Feride había emigrado recientemente a otro diagnóstico que nadie era capaz de pronunciar, y mucho menos de interpretar: «esquizofrenia hebefrénica». Desde entonces permanecía fiel a su nueva nomenclatura, como contenta al fin de lograr la clarificación nominal que tanto necesitaba. Fuera cual fuese el diagnóstico, vivía de acuerdo con las reglas de su propio país de fantasía, fuera del cual jamás ponía el pie.

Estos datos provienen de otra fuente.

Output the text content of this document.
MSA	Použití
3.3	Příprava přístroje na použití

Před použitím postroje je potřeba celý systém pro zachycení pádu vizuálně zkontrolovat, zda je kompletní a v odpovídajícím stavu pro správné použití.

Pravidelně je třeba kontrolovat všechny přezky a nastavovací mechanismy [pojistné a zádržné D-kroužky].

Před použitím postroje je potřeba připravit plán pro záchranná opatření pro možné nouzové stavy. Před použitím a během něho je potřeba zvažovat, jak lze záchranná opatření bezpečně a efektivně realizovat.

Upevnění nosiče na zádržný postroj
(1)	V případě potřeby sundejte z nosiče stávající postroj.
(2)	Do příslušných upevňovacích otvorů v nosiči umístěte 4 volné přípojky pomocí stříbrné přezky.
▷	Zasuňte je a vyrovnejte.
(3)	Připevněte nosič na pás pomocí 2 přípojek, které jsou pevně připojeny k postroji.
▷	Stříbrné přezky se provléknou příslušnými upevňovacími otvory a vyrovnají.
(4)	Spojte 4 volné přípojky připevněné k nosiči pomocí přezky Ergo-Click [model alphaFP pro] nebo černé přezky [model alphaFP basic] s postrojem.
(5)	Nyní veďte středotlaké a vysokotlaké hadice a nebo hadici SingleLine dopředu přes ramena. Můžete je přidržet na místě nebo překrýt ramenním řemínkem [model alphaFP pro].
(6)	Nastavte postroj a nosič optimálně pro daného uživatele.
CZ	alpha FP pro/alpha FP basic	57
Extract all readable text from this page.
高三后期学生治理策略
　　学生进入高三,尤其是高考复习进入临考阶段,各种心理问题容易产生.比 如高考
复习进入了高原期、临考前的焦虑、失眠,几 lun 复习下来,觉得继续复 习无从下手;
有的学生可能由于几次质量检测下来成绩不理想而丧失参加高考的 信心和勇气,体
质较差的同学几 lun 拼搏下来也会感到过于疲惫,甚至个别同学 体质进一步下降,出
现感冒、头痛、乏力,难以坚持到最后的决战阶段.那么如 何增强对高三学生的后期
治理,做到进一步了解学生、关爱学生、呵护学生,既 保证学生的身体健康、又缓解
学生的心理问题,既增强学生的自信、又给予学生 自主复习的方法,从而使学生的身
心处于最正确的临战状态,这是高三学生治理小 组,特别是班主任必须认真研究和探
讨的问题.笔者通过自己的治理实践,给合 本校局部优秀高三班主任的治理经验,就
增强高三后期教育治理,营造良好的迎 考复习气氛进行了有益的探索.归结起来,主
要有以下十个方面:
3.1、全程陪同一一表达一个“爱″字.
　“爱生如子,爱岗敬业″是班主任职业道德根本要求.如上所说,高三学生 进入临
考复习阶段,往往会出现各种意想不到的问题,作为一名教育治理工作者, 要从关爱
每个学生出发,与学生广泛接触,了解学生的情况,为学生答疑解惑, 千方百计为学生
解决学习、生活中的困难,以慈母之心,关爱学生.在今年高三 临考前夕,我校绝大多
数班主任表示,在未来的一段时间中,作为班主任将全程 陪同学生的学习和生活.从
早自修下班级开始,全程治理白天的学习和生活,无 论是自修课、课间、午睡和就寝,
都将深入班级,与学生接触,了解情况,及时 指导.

Pero aquel primer viernes de julio, Zeliha no prestó atención alguna al renombrado desagrado de su hermana por los médicos. En cuanto empezó a comer se dio cuenta del hambre que había pasado todo el día. Se zampó casi mecánicamente un trozo de çörek, se echó un vaso de ayran, se sirvió otro dolma verde y lanzó la noticia que crecía dentro de ella:
– Hoy he ido al ginecólogo…
– ¡Al ginecólogo! -repitió Feride al instante, pero sin añadir ningún comentario específico. Los ginecólogos eran justo el grupo de médicos con el que tenía menos experiencia.
– Hoy he ido al ginecólogo para abortar -completó la frase Zeliha sin mirar a nadie.
Banu dejó caer el ala de pollo y se miró los pies como si tuvieran algo que ver con todo aquello; Cevriye frunció los labios con fuerza; Feride lanzó un chillido y luego, sorprendentemente, una carcajada; su madre se frotó tensa la frente, sintiendo el primer aura de una terrible jaqueca; y Petite-Ma… bueno, Petite-Ma siguió comiéndose su sopa de yogur. Tal vez porque se había quedado bastante sorda en el transcurso de los últimos meses, o tal vez porque sufría las primeras fases de la demencia senil. O quizá sencillamente pensó que la noticia no era motivo de aspaviento alguno. Con Petite-Ma nunca se sabía.
– ¿Cómo has podido asesinar a tu hijo? -preguntó Cevriye pasmada.
– No es un niño -declaró Zeliha indiferente-. En esta etapa se podría decir que es más bien un granito. ¡Eso sería más científico!
– ¡Científico! ¡Tú no eres científica, lo que pasa es que no tienes sentimientos! -Cevriye se echó a llorar-. ¡No tienes sentimientos! ¡Eso es lo que pasa!